J’ai pourtant, à leur demande, en partie gâché la paix de mes vacances. J’avais fait un calcul : me rapprocher de mes aînés, me faire accepter d’eux, les comprendre. Ils m’ont — sauf pour les bricolages — laissé le plus souvent sur la touche et j’arrive de moins en moins à prévoir leurs réactions. Un de leurs leitmotive, par exemple, est « l’accoutrement de Laure ». Piquée, croyant faire un méritoire effort, voilà que Laure apparaît, un matin, en pantalon. Succès ? Pas le moins du monde. Tollé. Louise me souffle à l’oreille :
« Non, tu as vu comme elle s’est affublée ?
— Comme toi, comme tes amies… Après tout, elle n’a que trente-trois ans, elle est à mi-chemin entre vous et moi.
— Ouin, dit Bruno, c’est ma tante. »
J’ai cru comprendre que le pantalon, à leur sens, seyait aux filles (et il est vrai qu’il y faut de la petite fesse), mais non aux mères. Comme un curé cesse d’être un curé dès qu’il enlève sa soutane, une mère en pantalon leur offense l’œil. Or leur tante est leur mère. Où ces affranchis vont-ils fourrer le sens du sacré ?
Autre exemple : ils se sont tous récrié quand le facteur, gazette locale, nous a annoncé que nous ne reverrions plus notre boucher, celui-ci ayant filé avec une épicière de Varades en laissant ses deux filles à la bouchère.

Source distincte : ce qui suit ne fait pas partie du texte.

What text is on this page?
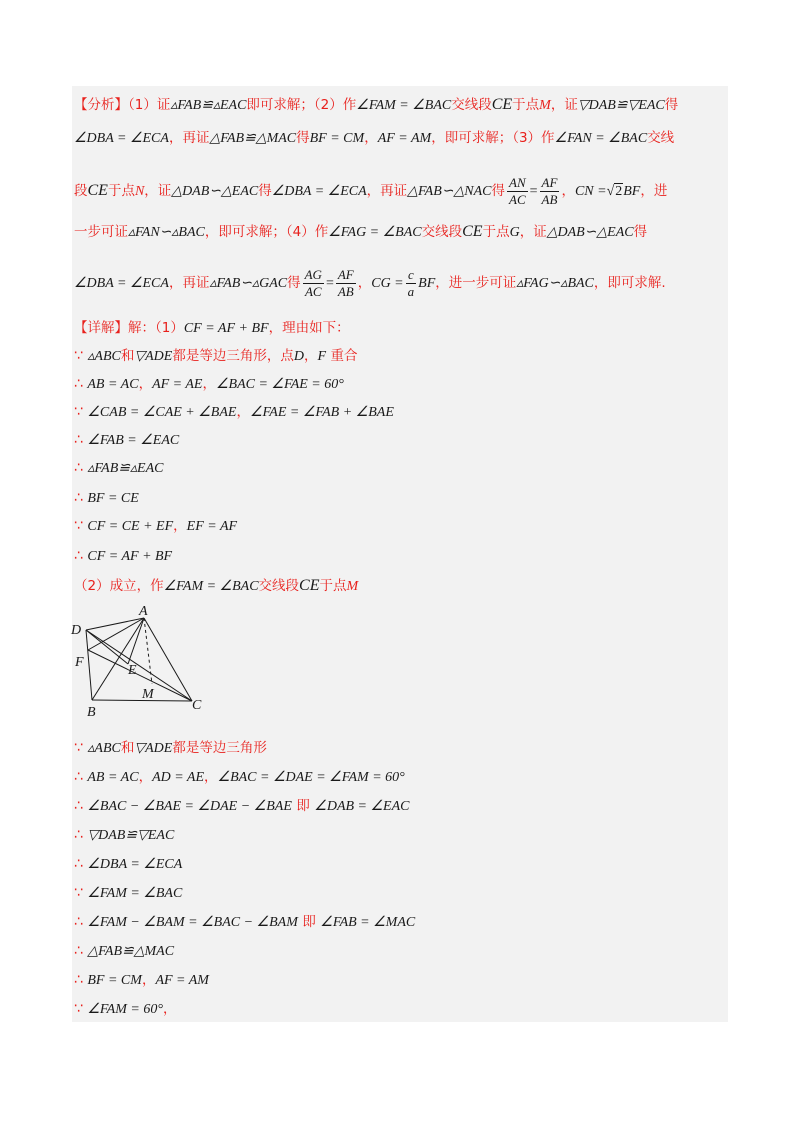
【分析】（1）证▵FAB≌▵EAC即可求解；（2）作∠FAM = ∠BAC交线段CE于点M，证▽DAB≌▽EAC得
∠DBA = ∠ECA，再证△FAB≌△MAC得BF = CM，AF = AM，即可求解；（3）作∠FAN = ∠BAC交线
段CE于点N，证△DAB∽△EAC得∠DBA = ∠ECA，再证△FAB∽△NAC得 $\frac{AN}{AC} = \frac{AF}{AB}$ ，CN =√2BF，进
一步可证▵FAN∽▵BAC，即可求解；（4）作∠FAG = ∠BAC交线段CE于点G，证△DAB∽△EAC得
∠DBA = ∠ECA，再证▵FAB∽▵GAC得 $\frac{AG}{AC} = \frac{AF}{AB}$ ，CG = $\frac{c}{a}$ BF，进一步可证▵FAG∽▵BAC，即可求解.
【详解】解：（1）CF = AF + BF，理由如下：
∵ ▵ABC和▽ADE都是等边三角形，点D，F 重合
∴ AB = AC，AF = AE，∠BAC = ∠FAE = 60°
∵ ∠CAB = ∠CAE + ∠BAE，∠FAE = ∠FAB + ∠BAE
∴ ∠FAB = ∠EAC
∴ ▵FAB≌▵EAC
∴ BF = CE
∵ CF = CE + EF，EF = AF
∴ CF = AF + BF
（2）成立，作∠FAM = ∠BAC交线段CE于点M
A
D
F
E
M
B	C
∵ ▵ABC和▽ADE都是等边三角形
∴ AB = AC，AD = AE，∠BAC = ∠DAE = ∠FAM = 60°
∴ ∠BAC − ∠BAE = ∠DAE − ∠BAE 即 ∠DAB = ∠EAC
∴ ▽DAB≌▽EAC
∴ ∠DBA = ∠ECA
∵ ∠FAM = ∠BAC
∴ ∠FAM − ∠BAM = ∠BAC − ∠BAM 即 ∠FAB = ∠MAC
∴ △FAB≌△MAC
∴ BF = CM，AF = AM
∵ ∠FAM = 60°，
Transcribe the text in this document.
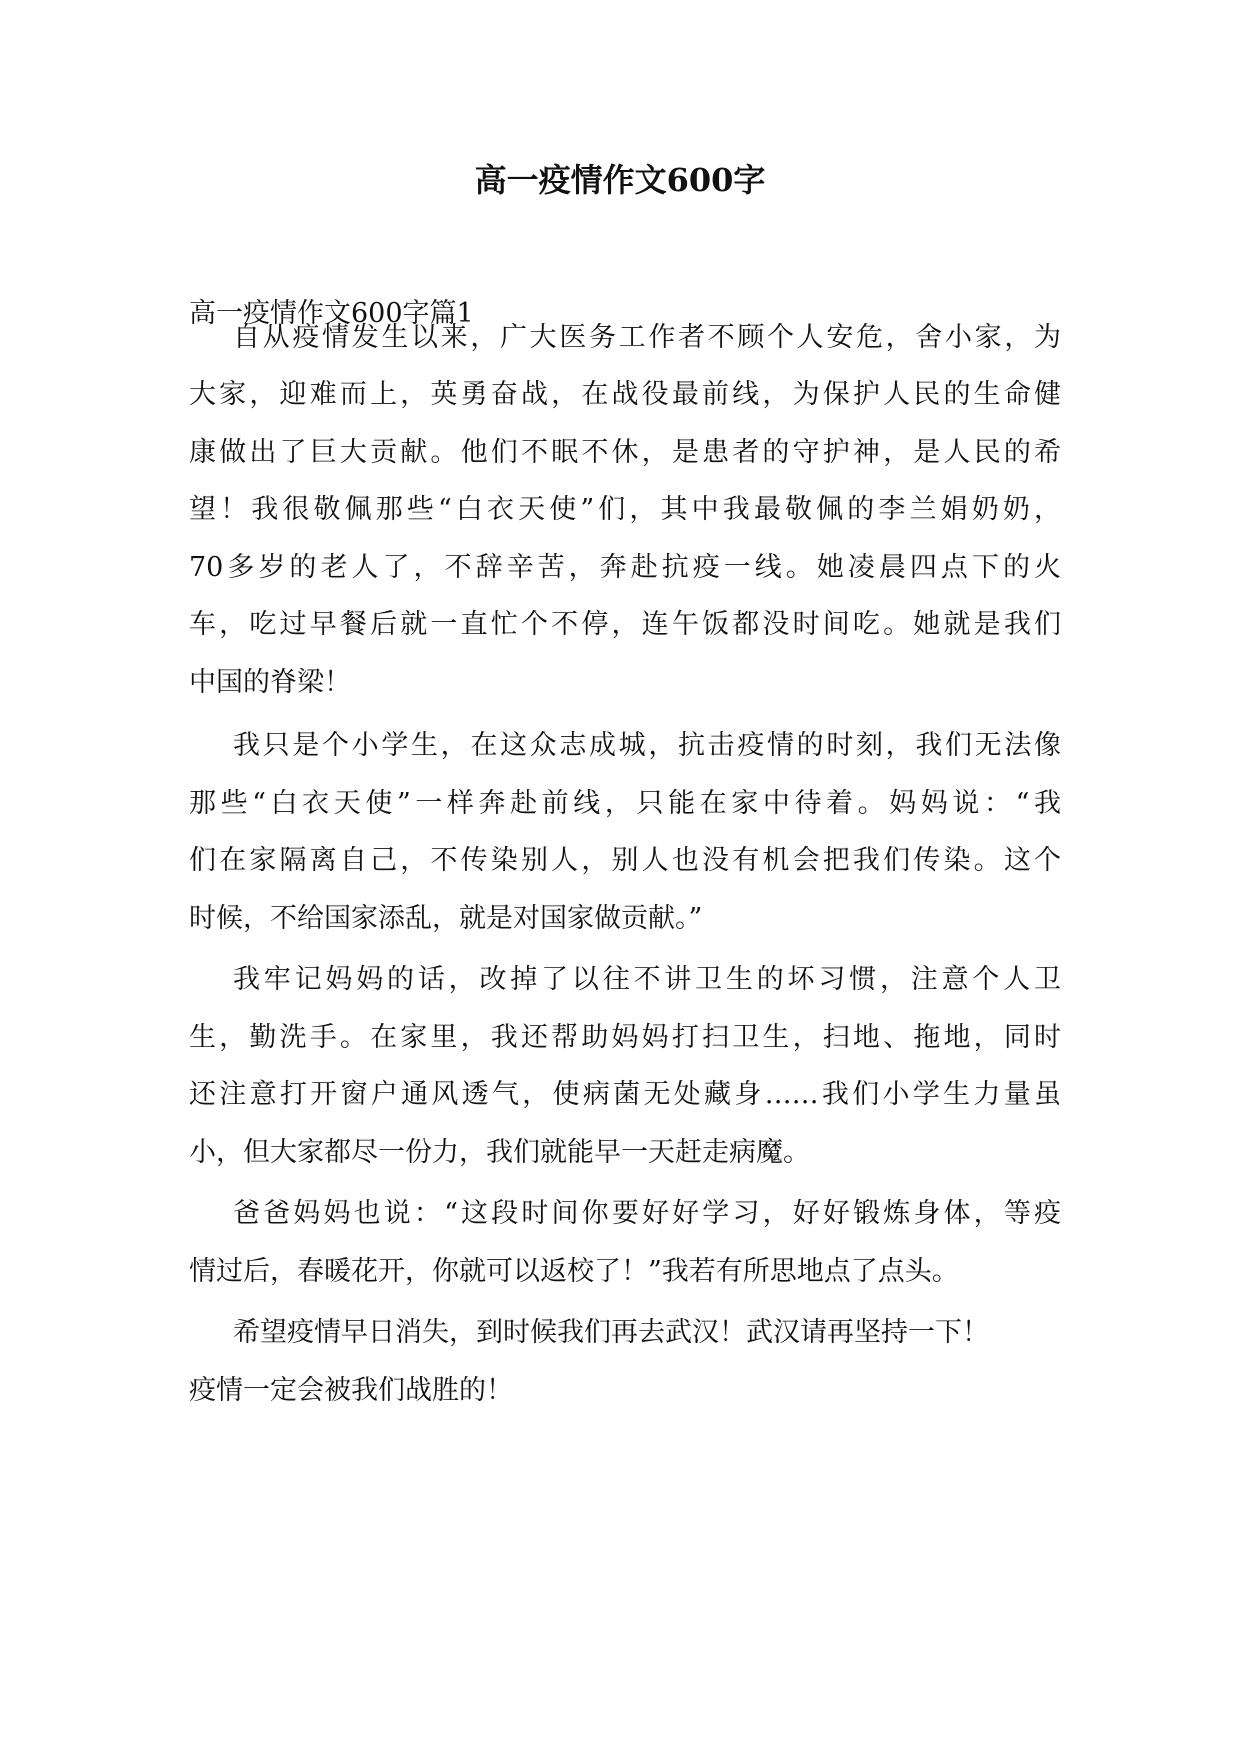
高一疫情作文600字
高一疫情作文600字篇1
自从疫情发生以来，广大医务工作者不顾个人安危，舍小家，为
大家，迎难而上，英勇奋战，在战役最前线，为保护人民的生命健
康做出了巨大贡献。他们不眠不休，是患者的守护神，是人民的希
望！我很敬佩那些“白衣天使”们，其中我最敬佩的李兰娟奶奶，
70多岁的老人了，不辞辛苦，奔赴抗疫一线。她凌晨四点下的火
车，吃过早餐后就一直忙个不停，连午饭都没时间吃。她就是我们
中国的脊梁！
我只是个小学生，在这众志成城，抗击疫情的时刻，我们无法像
那些“白衣天使”一样奔赴前线，只能在家中待着。妈妈说：“我
们在家隔离自己，不传染别人，别人也没有机会把我们传染。这个
时候，不给国家添乱，就是对国家做贡献。”
我牢记妈妈的话，改掉了以往不讲卫生的坏习惯，注意个人卫
生，勤洗手。在家里，我还帮助妈妈打扫卫生，扫地、拖地，同时
还注意打开窗户通风透气，使病菌无处藏身……我们小学生力量虽
小，但大家都尽一份力，我们就能早一天赶走病魔。
爸爸妈妈也说：“这段时间你要好好学习，好好锻炼身体，等疫
情过后，春暖花开，你就可以返校了！”我若有所思地点了点头。
希望疫情早日消失，到时候我们再去武汉！武汉请再坚持一下！
疫情一定会被我们战胜的！
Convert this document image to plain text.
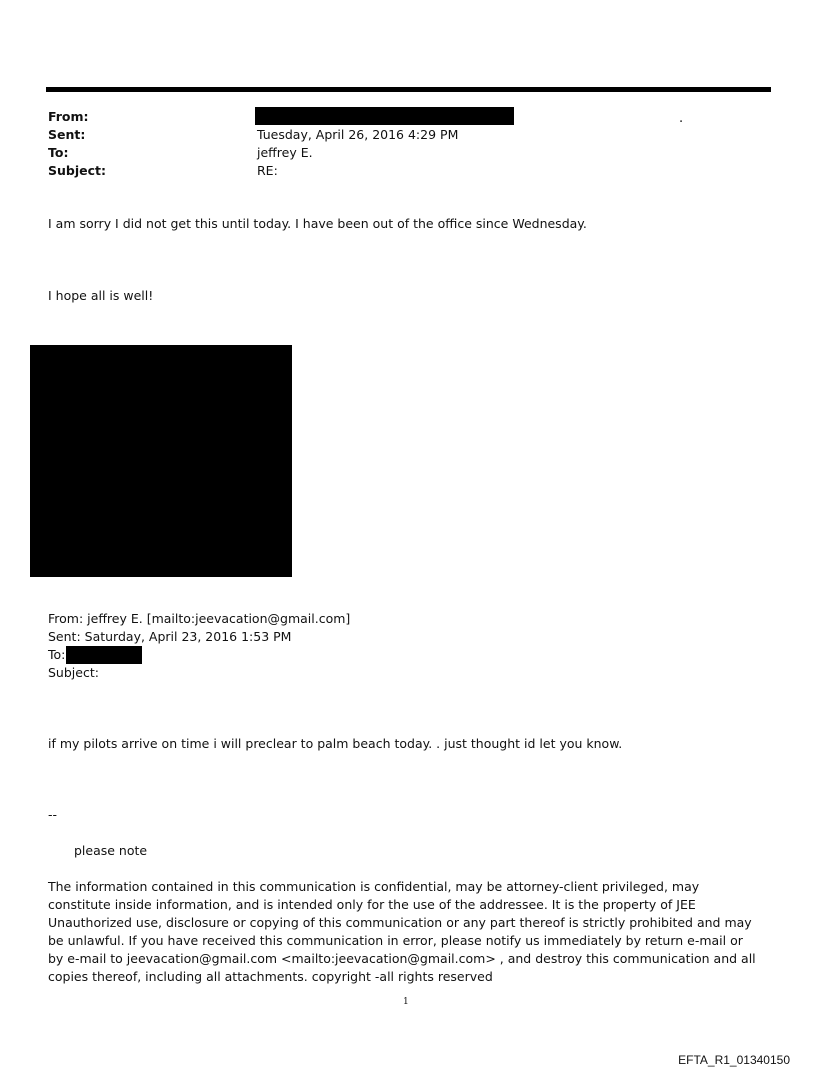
From:	.
Sent:	Tuesday, April 26, 2016 4:29 PM
To:	jeffrey E.
Subject:	RE:
I am sorry I did not get this until today. I have been out of the office since Wednesday.
I hope all is well!
From: jeffrey E. [mailto:jeevacation@gmail.com]
Sent: Saturday, April 23, 2016 1:53 PM
To:
Subject:
if my pilots arrive on time i will preclear to palm beach today. . just thought id let you know.
--
please note
The information contained in this communication is confidential, may be attorney-client privileged, may constitute inside information, and is intended only for the use of the addressee. It is the property of JEE Unauthorized use, disclosure or copying of this communication or any part thereof is strictly prohibited and may be unlawful. If you have received this communication in error, please notify us immediately by return e-mail or by e-mail to jeevacation@gmail.com <mailto:jeevacation@gmail.com> , and destroy this communication and all copies thereof, including all attachments. copyright -all rights reserved
1
EFTA_R1_01340150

« Il lui a abandonné le fonds, a-t-il précisé, jovial.
— Et les enfants ! » a dit Louise, choquée.
J’écoutais Marie : elle n’était pas la moins sévère. Que le boucher fût notoirement cocu, qu’il ait hésité cinq ans avant de s’en consoler ne lui a pas semblé une suffisante excuse. J’ai voulu discuter : rester, n’était-ce pas de l’hypocrisie ? On m’a démontré que ce n’était pas la femme — corne pour corne, nul ne voyait de mal à un rendu — mais les enfants qui gardaient les droits sur leur père, qui en les faisant avait souscrit un contrat imprescriptible, puisqu’il pouvait ne pas les faire. Il m’est apparu que, dans leur esprit — « Ses filles, elles ne lui ont pas demandé à vivre » —, le contrat était unilatéral. J’ai eu envie de protester. Mais dans les yeux de Bruno, braqués sur son contractant, je me sentais tout possédé : ce qui m’a d’abord fait taire, en me rappelant quelque chose.
Ce qui m’a ensuite fait parler, en me donnant du courage, en me rappelant aussi que, si Bruno a des droits sur moi, j’en suis encore l’interprète, que j’ai au besoin à les défendre de lui-même. Conversation, hélas ! terminée par un éclat. L’après-midi je l’ai trouvé sur la terrasse, c’est-à-dire sur la plate-forme où jadis les fermiers-pêcheurs mettaient leur foin et leur fumier à l’abri des crues et que nous avons sablée avec le sable du banc le plus proche. On n’y domine pas seulement le petit pré, dont les tentes ouvertes étaient vides, mais des kilomètres de Loire et de campagne.
« Seul ? » ai-je demandé.
Œil serré, menton serré, réponse assortie :
« Ils ont filé.
— Eh bien, écoute-moi un peu… »
J’avais préparé mon boniment :
« Écoute-moi un peu, un aiguillage ne s’improvise pas, mon petit, dans le dernier mois de vacances. Il faut prendre, le plus tôt possible, des conseils, des contacts, des dispositions. »
Et Papa, pour la nième fois, d’énumérer le possible, de peser, de comparer, la bouche en cœur — et le cœur dans la bouche — en faisant des ronds de mains que, dans les meilleurs jours, lui inspirent ses meilleurs élèves. Pensons-y, mon fils, moi, toi, chaque jour un petit peu, tâchons d’avoir un aperçu de la chose avant la fin du mois. Et tapotant l’épaule du fils, dont l’attention paraissait soutenue, il a enfin demandé, Papa, très engageant :
« Tu n’as vraiment pas la moindre petite idée ? »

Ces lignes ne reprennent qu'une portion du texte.